By: Nicholas P. Mack



This Note explores how the United States’ substantive law frustrates the purpose of an international procedural agreement. The Hague Agreement Concerning the International Registration of Industrial Designs revolutionized the process of applying for industrial design protections on a global scale. The Hague Agreement’s purpose is to support easily and efficiently acquired industrial design protections in contracting parties to the agreement by simplifying procedures for obtaining protection. The United States—a country without a coherent and dedicated industrial design law—joined this agreement with effect in 2015, allowing designers around the world to easily apply for industrial design protections in the United States. If this seems counterintuitive, that is because it is.

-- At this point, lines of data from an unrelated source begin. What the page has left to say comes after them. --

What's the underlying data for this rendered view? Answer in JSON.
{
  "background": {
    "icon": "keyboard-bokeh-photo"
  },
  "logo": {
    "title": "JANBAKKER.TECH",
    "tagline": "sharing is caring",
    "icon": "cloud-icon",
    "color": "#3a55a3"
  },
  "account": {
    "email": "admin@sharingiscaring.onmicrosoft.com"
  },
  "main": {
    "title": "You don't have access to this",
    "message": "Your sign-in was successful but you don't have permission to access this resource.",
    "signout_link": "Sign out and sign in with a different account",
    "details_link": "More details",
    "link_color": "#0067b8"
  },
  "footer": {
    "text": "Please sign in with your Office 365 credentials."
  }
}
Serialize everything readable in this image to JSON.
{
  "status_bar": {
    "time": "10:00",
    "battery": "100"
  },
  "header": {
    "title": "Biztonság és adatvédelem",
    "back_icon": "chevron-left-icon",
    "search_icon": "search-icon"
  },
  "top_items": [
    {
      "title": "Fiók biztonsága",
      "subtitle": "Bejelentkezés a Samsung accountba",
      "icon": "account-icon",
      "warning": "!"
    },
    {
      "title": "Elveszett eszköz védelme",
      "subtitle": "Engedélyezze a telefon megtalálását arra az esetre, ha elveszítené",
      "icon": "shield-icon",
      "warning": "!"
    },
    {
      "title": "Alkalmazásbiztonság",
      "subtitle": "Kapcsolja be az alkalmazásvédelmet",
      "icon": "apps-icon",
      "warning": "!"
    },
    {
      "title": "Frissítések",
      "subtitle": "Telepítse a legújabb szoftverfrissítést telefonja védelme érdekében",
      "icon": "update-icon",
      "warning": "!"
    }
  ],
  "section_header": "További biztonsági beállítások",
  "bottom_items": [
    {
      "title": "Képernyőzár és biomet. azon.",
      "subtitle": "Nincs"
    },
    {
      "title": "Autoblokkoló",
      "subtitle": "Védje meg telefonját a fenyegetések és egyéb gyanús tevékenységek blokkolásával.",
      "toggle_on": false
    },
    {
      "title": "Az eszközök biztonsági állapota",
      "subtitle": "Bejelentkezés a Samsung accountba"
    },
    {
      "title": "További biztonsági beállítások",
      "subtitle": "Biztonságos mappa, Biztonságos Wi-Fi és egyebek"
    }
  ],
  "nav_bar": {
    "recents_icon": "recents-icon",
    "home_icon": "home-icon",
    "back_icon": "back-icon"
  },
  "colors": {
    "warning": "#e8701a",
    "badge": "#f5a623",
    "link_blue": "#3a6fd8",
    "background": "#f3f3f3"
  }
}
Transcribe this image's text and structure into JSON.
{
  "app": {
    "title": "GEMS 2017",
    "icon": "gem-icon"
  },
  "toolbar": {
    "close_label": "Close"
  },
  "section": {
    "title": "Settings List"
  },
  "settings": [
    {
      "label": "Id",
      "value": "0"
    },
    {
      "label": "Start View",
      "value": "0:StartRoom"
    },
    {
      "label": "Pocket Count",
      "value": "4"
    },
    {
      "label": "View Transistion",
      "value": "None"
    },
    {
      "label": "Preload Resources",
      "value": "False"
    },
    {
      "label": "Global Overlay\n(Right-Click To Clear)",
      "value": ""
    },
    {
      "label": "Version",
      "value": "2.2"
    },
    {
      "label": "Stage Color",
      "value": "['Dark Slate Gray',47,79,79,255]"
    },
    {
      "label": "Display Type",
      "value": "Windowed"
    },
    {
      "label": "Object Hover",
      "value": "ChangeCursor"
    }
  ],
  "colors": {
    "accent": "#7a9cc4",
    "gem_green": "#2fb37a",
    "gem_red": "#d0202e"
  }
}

Because of this legal conundrum, the United States executes its responsibilities under the Hague Agreement by applying its design patent law to international industrial design applications. The United States’ imputation of design patent law onto industrial design applications firmly places it as an outlier among the rest of the world’s industrial design protection regimes. Not only are international designers unfamiliar with US design patent law, the added substantive requirements and associated ramifications of using a design patent standard to review industrial design applications confuses and impedes the international system. Thus, although global designers can now easily apply for design protections in the United States, these applications face challenges that are unknown to the rest of the world’s design regimes. Therefore, substantive harmonization shouldered by the contracting parties is the way forward for the Hague Agreement to better streamline the availability of design protections worldwide.